Descriptive Statistics

Participants Who Had Engaged in Intercourse in the Past 4 Weeks

Descriptive statistics for the observed variables are presented in Table 1. Observed variables tended to have high symptom rates for a community sample. Twenty-to-forty per cent of the “intercourse groups” reached the cut-offs for moderate or significant dysfunction across most disorders, with the exception of panic disorder, female sexual pain disorders, and erectile dysfunction (8.5 % met the “severe” cut-off). Comparing men and women in the “intercourse groups,” there were no significant differences in depression and anxiety symptom levels. The “intercourse groups” thus had a wide and adequate range of symptom levels that were optimal for testing the models of interest in the present study.

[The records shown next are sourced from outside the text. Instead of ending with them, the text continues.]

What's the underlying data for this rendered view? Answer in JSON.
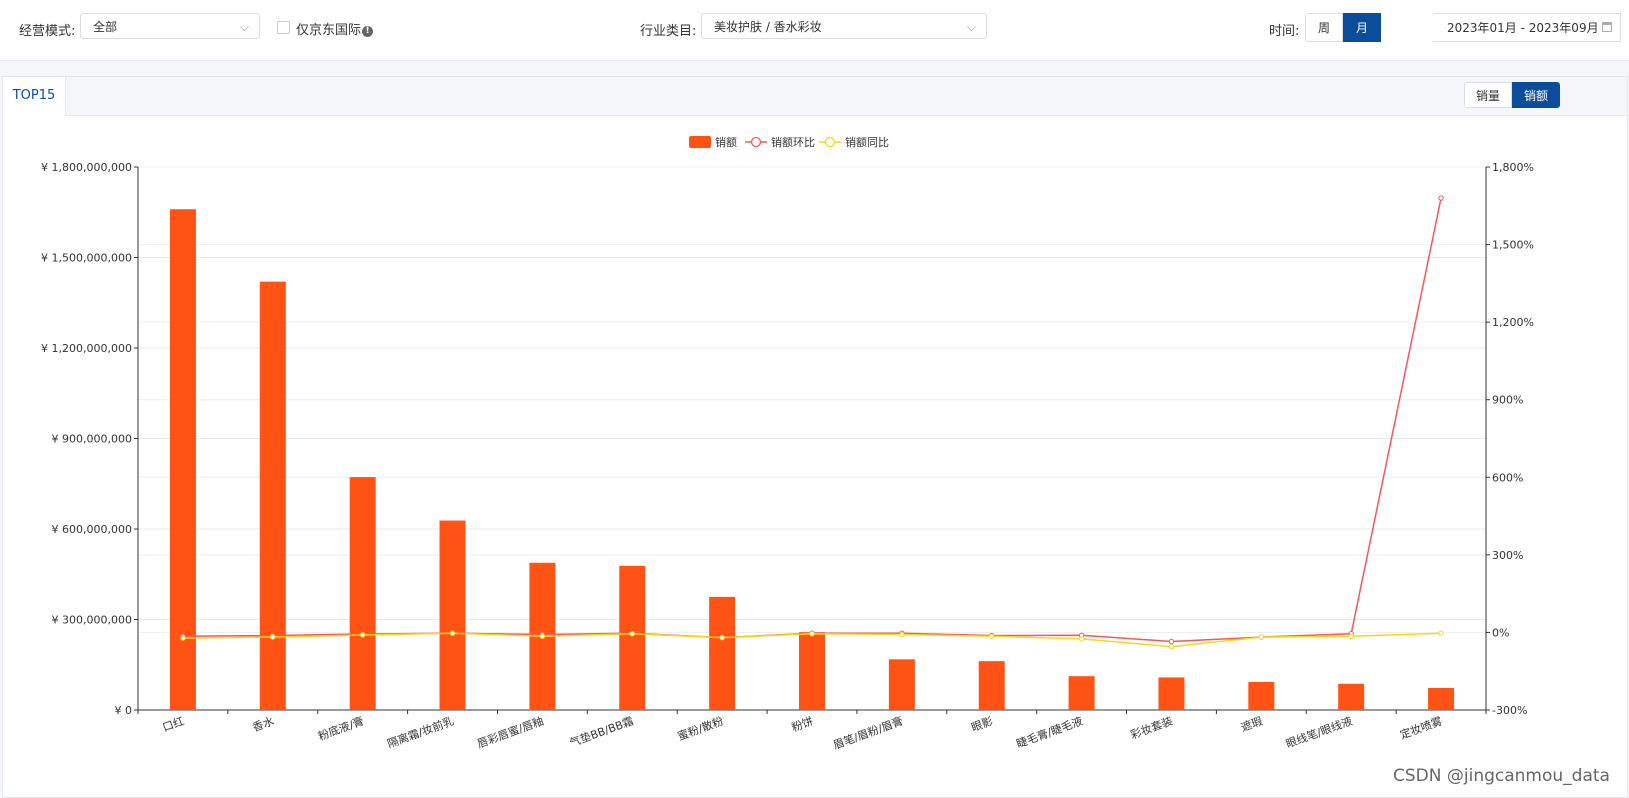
{
  "filters": {
    "mode_label": "经营模式:",
    "mode_value": "全部",
    "jd_only_label": "仅京东国际",
    "industry_label": "行业类目:",
    "industry_value": "美妆护肤 / 香水彩妆",
    "time_label": "时间:",
    "week_label": "周",
    "month_label": "月",
    "date_range": "2023年01月 - 2023年09月"
  },
  "tabs": {
    "active": "TOP15"
  },
  "toggle": {
    "volume": "销量",
    "amount": "销额"
  },
  "watermark": "CSDN @jingcanmou_data",
  "colors": {
    "bar": "#ff5316",
    "mom_line": "#ef5a5a",
    "yoy_line": "#f5d81c",
    "accent": "#0b4d9b"
  },
  "chart_data": {
    "type": "bar",
    "categories": [
      "口红",
      "香水",
      "粉底液/膏",
      "隔离霜/妆前乳",
      "唇彩唇蜜/唇釉",
      "气垫BB/BB霜",
      "蜜粉/散粉",
      "粉饼",
      "眉笔/眉粉/眉膏",
      "眼影",
      "睫毛膏/睫毛液",
      "彩妆套装",
      "遮瑕",
      "眼线笔/眼线液",
      "定妆喷雾"
    ],
    "series": [
      {
        "name": "销额",
        "type": "bar",
        "axis": "left",
        "values": [
          1660000000,
          1420000000,
          772000000,
          628000000,
          488000000,
          478000000,
          375000000,
          258000000,
          168000000,
          162000000,
          112000000,
          108000000,
          93000000,
          87000000,
          73000000
        ]
      },
      {
        "name": "销额环比",
        "type": "line",
        "axis": "right",
        "values": [
          -15,
          -12,
          -6,
          -3,
          -8,
          -3,
          -20,
          -3,
          -3,
          -12,
          -11,
          -35,
          -18,
          -5,
          1680
        ]
      },
      {
        "name": "销额同比",
        "type": "line",
        "axis": "right",
        "values": [
          -22,
          -18,
          -10,
          -3,
          -15,
          -5,
          -20,
          -5,
          -8,
          -15,
          -25,
          -55,
          -18,
          -15,
          -3
        ]
      }
    ],
    "ylim_left": [
      0,
      1800000000
    ],
    "yticks_left": [
      "¥ 0",
      "¥ 300,000,000",
      "¥ 600,000,000",
      "¥ 900,000,000",
      "¥ 1,200,000,000",
      "¥ 1,500,000,000",
      "¥ 1,800,000,000"
    ],
    "ylim_right": [
      -300,
      1800
    ],
    "yticks_right": [
      "-300%",
      "0%",
      "300%",
      "600%",
      "900%",
      "1,200%",
      "1,500%",
      "1,800%"
    ],
    "legend": "top-center",
    "grid": true
  }
}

Intercourse versus No-Intercourse Groups

Independent samples t tests and chi square analyses showed that, compared with women in the “intercourse group,” women who had not had intercourse in the past 4 weeks (n = 195) tended to have higher levels of depression, GAD, social anxiety, OCD, panic disorder, and sexually related distress; and lower levels of desire and cognitive arousal. There were no differences between groups in arousal sensation, lubrication, orgasmic function, age, number of children, or education levels. This pattern seems to show that affective and cognitive symptoms were more severe for women who had not engaged in intercourse in the past 4 weeks, but there were no clear differences for self-reported physiological symptoms of sexual dysfunction. Men who had not engaged in intercourse in the past 4 weeks (n = 98) had significantly lower sexual satisfaction, and lower levels of desire than the intercourse group.

Women

Latent Profile and Exploratory Factor Analyses

Table 2 shows the model fit indices for women. A three-class LPA was chosen as the best categorical model, based on the significant VLMR and LMR p-values for the four-class model, the strong class enumeration, and because each of the three classes had an interpretable structure. A two-factor EFA was chosen as the best dimensional model, as it had the strongest factor structure, high FDs, and an interpretable factor structure of a depression/anxiety factor and sexual problems factor.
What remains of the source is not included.